Post-school art and design education in Kingston possesses a rich and diverse history which can be traced back to the 1870s and thrives in its present position within the Faculty of Art, Design and Architecture at Kingston University. Teaching was conducted at several shifting sites in the locality during the intervening years: including the School Rooms at Wood Street, the Assize Courts, St James’s Road, the former Hawker Hurricane Factory at Canbury Park Road, as well as the current Knights Park site, which first opened to students in 1939.

Over this span of more than a century, numerous artists, illustrators, designers, architects, and other creative practitioners have passed through Kingston – either learning the skills as students that would later bring them critical acclaim – or transmitting their accumulated knowledge as lecturers and teachers to encourage the next generation of artists and designers. Celebrated graduates include such luminaries as John Bratby, Fiona Banner, Anya Gallaccio, Stewart Home, David Chipperfield, and Jasper Morrison; whilst influential lecturers who taught at Kingston feature names such as Reginald Brill, Daphne Brooker, Constance Howard and Archibald Knox.

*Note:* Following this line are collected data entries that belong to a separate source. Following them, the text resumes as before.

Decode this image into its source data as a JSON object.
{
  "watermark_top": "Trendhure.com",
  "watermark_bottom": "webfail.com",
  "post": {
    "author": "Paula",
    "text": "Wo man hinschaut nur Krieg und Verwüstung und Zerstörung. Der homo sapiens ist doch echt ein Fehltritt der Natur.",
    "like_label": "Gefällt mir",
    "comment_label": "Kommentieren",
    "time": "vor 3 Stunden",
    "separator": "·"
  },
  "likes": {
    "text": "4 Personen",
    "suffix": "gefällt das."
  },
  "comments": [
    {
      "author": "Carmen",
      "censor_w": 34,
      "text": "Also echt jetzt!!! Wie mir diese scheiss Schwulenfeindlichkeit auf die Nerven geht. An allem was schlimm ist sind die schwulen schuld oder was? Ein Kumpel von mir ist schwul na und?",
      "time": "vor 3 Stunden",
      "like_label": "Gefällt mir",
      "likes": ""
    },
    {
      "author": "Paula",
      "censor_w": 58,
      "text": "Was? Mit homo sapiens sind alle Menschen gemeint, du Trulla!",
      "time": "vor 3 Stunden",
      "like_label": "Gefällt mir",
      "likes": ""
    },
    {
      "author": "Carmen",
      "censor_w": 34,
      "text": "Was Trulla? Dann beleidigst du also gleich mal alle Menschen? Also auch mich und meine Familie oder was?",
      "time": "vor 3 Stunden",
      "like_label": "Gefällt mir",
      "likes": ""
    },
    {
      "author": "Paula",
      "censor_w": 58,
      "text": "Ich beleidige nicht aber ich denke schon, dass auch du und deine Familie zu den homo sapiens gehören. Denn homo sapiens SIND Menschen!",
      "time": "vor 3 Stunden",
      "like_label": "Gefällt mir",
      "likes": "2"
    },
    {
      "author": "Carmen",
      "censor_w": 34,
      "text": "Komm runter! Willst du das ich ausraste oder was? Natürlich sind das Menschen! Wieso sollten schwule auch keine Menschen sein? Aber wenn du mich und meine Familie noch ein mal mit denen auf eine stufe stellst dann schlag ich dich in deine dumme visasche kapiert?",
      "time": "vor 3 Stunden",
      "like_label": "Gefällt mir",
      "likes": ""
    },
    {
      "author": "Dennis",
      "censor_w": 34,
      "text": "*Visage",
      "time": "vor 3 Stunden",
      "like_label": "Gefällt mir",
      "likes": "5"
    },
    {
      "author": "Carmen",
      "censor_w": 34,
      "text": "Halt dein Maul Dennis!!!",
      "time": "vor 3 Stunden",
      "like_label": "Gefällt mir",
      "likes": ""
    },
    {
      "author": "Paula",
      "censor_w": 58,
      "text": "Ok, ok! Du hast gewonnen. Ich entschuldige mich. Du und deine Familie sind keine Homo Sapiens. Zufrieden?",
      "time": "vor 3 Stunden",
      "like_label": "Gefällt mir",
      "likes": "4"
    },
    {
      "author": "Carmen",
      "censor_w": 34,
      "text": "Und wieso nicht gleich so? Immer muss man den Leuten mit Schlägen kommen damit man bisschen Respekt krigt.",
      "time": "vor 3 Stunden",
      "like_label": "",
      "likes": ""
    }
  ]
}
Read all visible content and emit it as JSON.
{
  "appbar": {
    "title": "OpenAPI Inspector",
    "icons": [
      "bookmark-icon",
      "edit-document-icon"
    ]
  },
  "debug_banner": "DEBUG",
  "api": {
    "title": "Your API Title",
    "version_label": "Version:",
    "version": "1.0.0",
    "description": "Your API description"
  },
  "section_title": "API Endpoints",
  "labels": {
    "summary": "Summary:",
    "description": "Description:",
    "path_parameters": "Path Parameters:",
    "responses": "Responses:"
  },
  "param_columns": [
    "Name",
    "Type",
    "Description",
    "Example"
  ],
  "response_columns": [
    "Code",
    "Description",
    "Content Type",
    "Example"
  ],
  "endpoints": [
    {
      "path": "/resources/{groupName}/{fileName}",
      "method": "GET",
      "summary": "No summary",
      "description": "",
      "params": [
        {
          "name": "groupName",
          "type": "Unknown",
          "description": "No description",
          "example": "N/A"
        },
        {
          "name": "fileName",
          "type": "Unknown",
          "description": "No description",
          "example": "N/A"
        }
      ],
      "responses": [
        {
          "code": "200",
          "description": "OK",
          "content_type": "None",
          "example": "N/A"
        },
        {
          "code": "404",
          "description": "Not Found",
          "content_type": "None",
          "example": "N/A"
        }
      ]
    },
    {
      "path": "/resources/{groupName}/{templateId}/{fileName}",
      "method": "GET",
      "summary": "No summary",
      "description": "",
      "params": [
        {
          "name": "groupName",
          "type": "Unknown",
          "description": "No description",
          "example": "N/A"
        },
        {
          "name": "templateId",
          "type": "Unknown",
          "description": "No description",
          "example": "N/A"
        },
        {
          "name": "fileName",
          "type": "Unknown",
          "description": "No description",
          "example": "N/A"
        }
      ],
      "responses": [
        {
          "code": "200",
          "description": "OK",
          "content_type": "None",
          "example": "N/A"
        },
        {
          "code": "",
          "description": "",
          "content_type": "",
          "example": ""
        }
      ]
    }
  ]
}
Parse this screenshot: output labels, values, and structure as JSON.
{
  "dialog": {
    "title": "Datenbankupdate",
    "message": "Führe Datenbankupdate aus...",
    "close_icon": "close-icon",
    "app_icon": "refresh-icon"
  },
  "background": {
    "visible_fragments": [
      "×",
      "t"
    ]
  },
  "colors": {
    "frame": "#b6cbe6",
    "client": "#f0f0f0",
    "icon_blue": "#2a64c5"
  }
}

The School has always embraced a broad range of art and design disciplines, in particular developing instruction in illustration and architecture alongside more traditional art methods of drawing, painting and sculpture in the early twentieth century. It also played a particularly key role in establishing professional fashion education in the United Kingdom.

These multiple histories have never been fully expounded via academic enquiry, nor artefacts associated with art and design at Kingston collected systematically for posterity. ArchiveKSA will redress this by providing a platform for the digital archiving of histories, memories, artefacts and ephemera relating to Kingston University’s Faculty of Art, Design & Architecture and its antecedents, Kingston College of Art and Kingston School of Art. We aim to gather, record, document and publish a broad spectrum of material – from personal reminiscence, through exhibition posters and leaflets, to archival documents. The archive will exist as a digital repository for traces of the diversity of art school life in Kingston, highlighting the importance of the institution to the local community, national arts education, and demonstrating its global reach via its former students and staff.

ArchiveKSA is a collaboration between the Visual and Material Culture Research Centre and the Modern Interiors Research Centre at Kingston University.